Prof. Jan Hannig receives NSF grant
June 22, 2022
Prof. Jan Hannig received an NSF grant. Read the description of the award below.
Collaborative Research: Emerging Variants of Generalized Fiducial Inference
Fiducial inference is an alternative framework to making statistical inference that opens doors to solve many important and challenging statistical problems that has shown to be useful in many difficult applications in different fields of science and industry. The project aims at exploring the evolution of the fiducial argument as a response to modern data science problems and techniques. Results of this research will expand our understanding of the foundations of statistics and data science. A particular interest will be paid to applications of the proposed ideas in forensic science, genomics, differential privacy, and spatial statistics. Graduate students, including underrepresented minorities will receive training through research involvement in the project.

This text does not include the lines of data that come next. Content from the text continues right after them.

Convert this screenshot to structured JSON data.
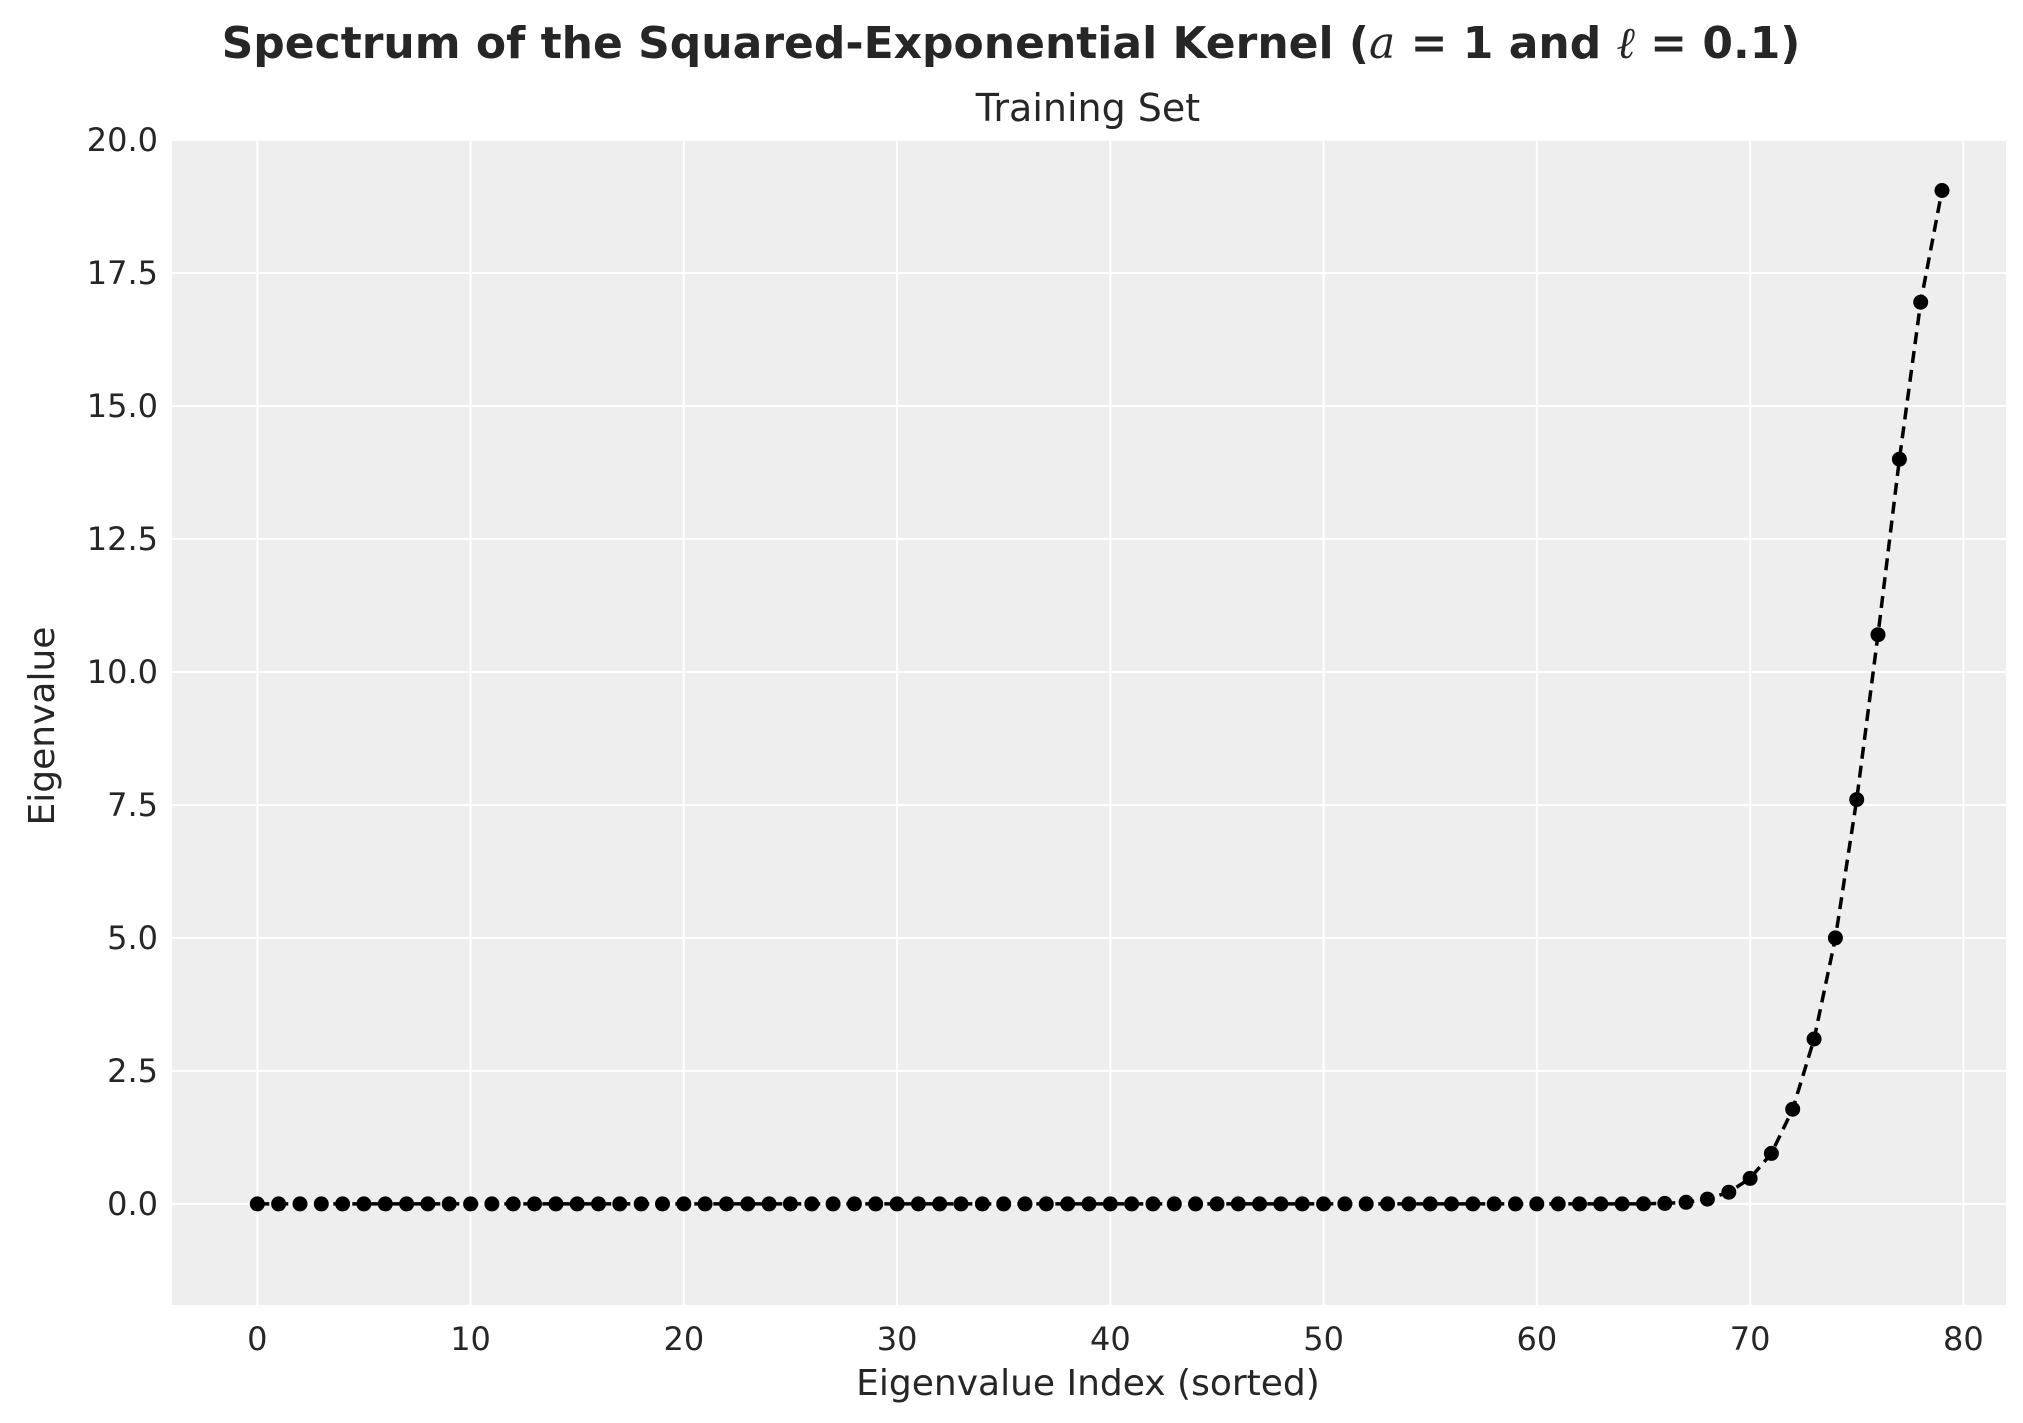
{
  "chart_data": {
    "type": "line",
    "title_parts": [
      "Spectrum of the Squared-Exponential Kernel (",
      "a",
      " = 1 and ",
      "ℓ",
      " = 0.1)"
    ],
    "subtitle": "Training Set",
    "xlabel": "Eigenvalue Index (sorted)",
    "ylabel": "Eigenvalue",
    "xlim": [
      -4,
      82
    ],
    "ylim": [
      -1.9,
      20
    ],
    "xticks": [
      0,
      10,
      20,
      30,
      40,
      50,
      60,
      70,
      80
    ],
    "yticks": [
      0,
      2.5,
      5,
      7.5,
      10,
      12.5,
      15,
      17.5,
      20
    ],
    "ytick_labels": [
      "0.0",
      "2.5",
      "5.0",
      "7.5",
      "10.0",
      "12.5",
      "15.0",
      "17.5",
      "20.0"
    ],
    "grid": true,
    "style": {
      "background": "#eeeeee",
      "line_color": "#000000",
      "line_dash": "dashed",
      "marker": "circle"
    },
    "series": [
      {
        "x_start": 0,
        "values": [
          0,
          0,
          0,
          0,
          0,
          0,
          0,
          0,
          0,
          0,
          0,
          0,
          0,
          0,
          0,
          0,
          0,
          0,
          0,
          0,
          0,
          0,
          0,
          0,
          0,
          0,
          0,
          0,
          0,
          0,
          0,
          0,
          0,
          0,
          0,
          0,
          0,
          0,
          0,
          0,
          0,
          0,
          0,
          0,
          0,
          0,
          0,
          0,
          0,
          0,
          0,
          0,
          0,
          0,
          0,
          0,
          0,
          0,
          0,
          0,
          0,
          0,
          0,
          0,
          0,
          0.003,
          0.01,
          0.03,
          0.09,
          0.22,
          0.48,
          0.95,
          1.78,
          3.1,
          5.0,
          7.6,
          10.7,
          14.0,
          16.95,
          19.05
        ]
      }
    ]
  }
}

Having given due consideration to areas of statistical inference where the fiducial approach is expected to lead to new and useful results, the project will conduct research in the following directions: (1) Since the analytic calculation of fiducial distributions for many practical problems is not feasible, the project will develop easy-to-implement algorithms to sample from generalized fiducial distributions. These algorithms will significantly improve the practical applicability of generalized fiducial inference (GFI) and serve as a starting point for developing new techniques for the theoretical study of GFI. (2) The project will undertake an in-depth investigation of fundamental issues of GFI so that it can be applied on manifolds. (3) The project will lay the groundwork to make GFI applicable to non-parametric problems. The flexibility of non-parametric models will provide a challenge to GFI that will have to be overcome by introducing additional constraints. (4) As an important application, the project will develop post-hoc calibration of the strength of evidence in forensic science.